I consider crickets a sort of “gateway insect” into the exciting possibilities of entomophagy because they are almost always a part of any introduction to edible insects.  Most -people who have eaten an insect have eaten a cricket.  Everyone’s seen those cricket lollypops that people buy and dare each other to eat.  However, Chocolate chirp cookies are a great way to get started in entomophagy.  What can be better than hiding what most Americans consider an unappetizing ingredient in a delicious cookie?  It’s like blending cauliflower into mac and cheese to get kids to eat more vegetables.  Tricky!  Crickets are readily available for sale, so they’re easy to get yours hands on in time for that next batch of cookies.


Mealworms.
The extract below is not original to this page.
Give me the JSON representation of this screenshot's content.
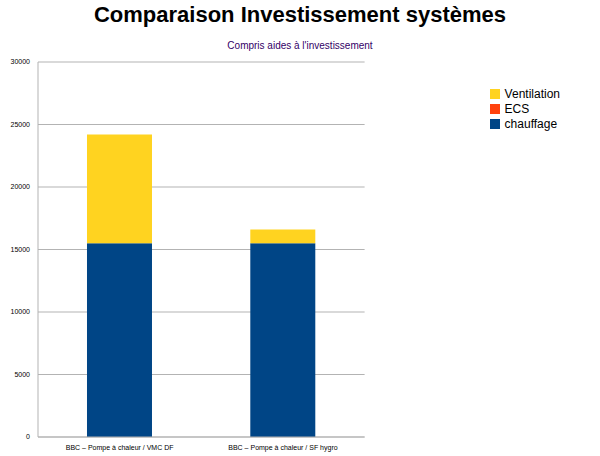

Image from Wikipedia.


The other “gateway insect.”  You can fry these, dry roast them, roast and then dip them in chocolate, grind them use and use them as a flour-like substance – lots of possibilities!  I like the chocolate covered strawberries that Marcel Dicke offered at his TEDxAmsterdam talk (down at the bottom of the post).  They look yummy!  I would probably eat one of those quite willingly, maybe as the dessert after my toasted ants.  Like crickets, mealworms are also very easy to purchase, so there’s no special hunting required.  This is very unlike the dragonflies I mentioned in my post yesterday, which is probably one of the reasons they’re so popular as a food insect.

stink bug

Stink bug

Stink Bugs

Now I have a few friends who have pulled stink bugs off blacklighting sheets, popped them into their mouths, and eaten them live (not recommended by entomphagy proponents), but I have never done it.  I hear that many raw stink bugs are “peppery” with a nice, sharp bite.  I imagine it’s rather like eating a peppery radish, but I could be completely wrong.  Stink bugs are abundant and many species are pests, so a motivated insect eater can collect stink bugs themselves AND help the environment.  (I hear that some stink bug traps are a great way to attract more stink bugs to your area.)  What should you do with them once you catch them?  Why not turn them into stink bug pate?  Julieta Ramos-Elorduy has a recipe for it in her book Creepy Crawly Cuisine.  Perfect for that fancy cocktail party you’ve been meaning to throw!


An emperor scorpion


I don’t think I could ever eat a scorpion, but I have it on good authority from Daniella Martin of Girls Meets Bug that they taste fabulous.  Of course, she compares the taste to soft-shell crabs, which I also don’t eat, so they’re probably not for me.  But, maybe you’re more adventurous than I am and are dying to give a scorpion a try!  If so, check out Daniella’s video on how to make a deep-fried scorpion, the recipe for which is on her website.  However, not everyone is going to want to mess with live scorpions before they eat them.  If you fall into that category, maybe you should try ordering a chocolate-covered scorpion instead to eliminate the scary live scorpion steps.

Aren’t you hungry now?  Lots of (supposedly) delicious bugs!  Think I might have to order those big butt ants today…  I really want to try them for some reason.  If I don’t wimp out, I’ll be sure to let you know how they taste!  And if you want to get into cooking bugs yourself, I recommend Creepy Crawly Cuisine (link in stink bug section) and the Eat a Bug Cookbook for some recipes to get you started.  Bon apetit!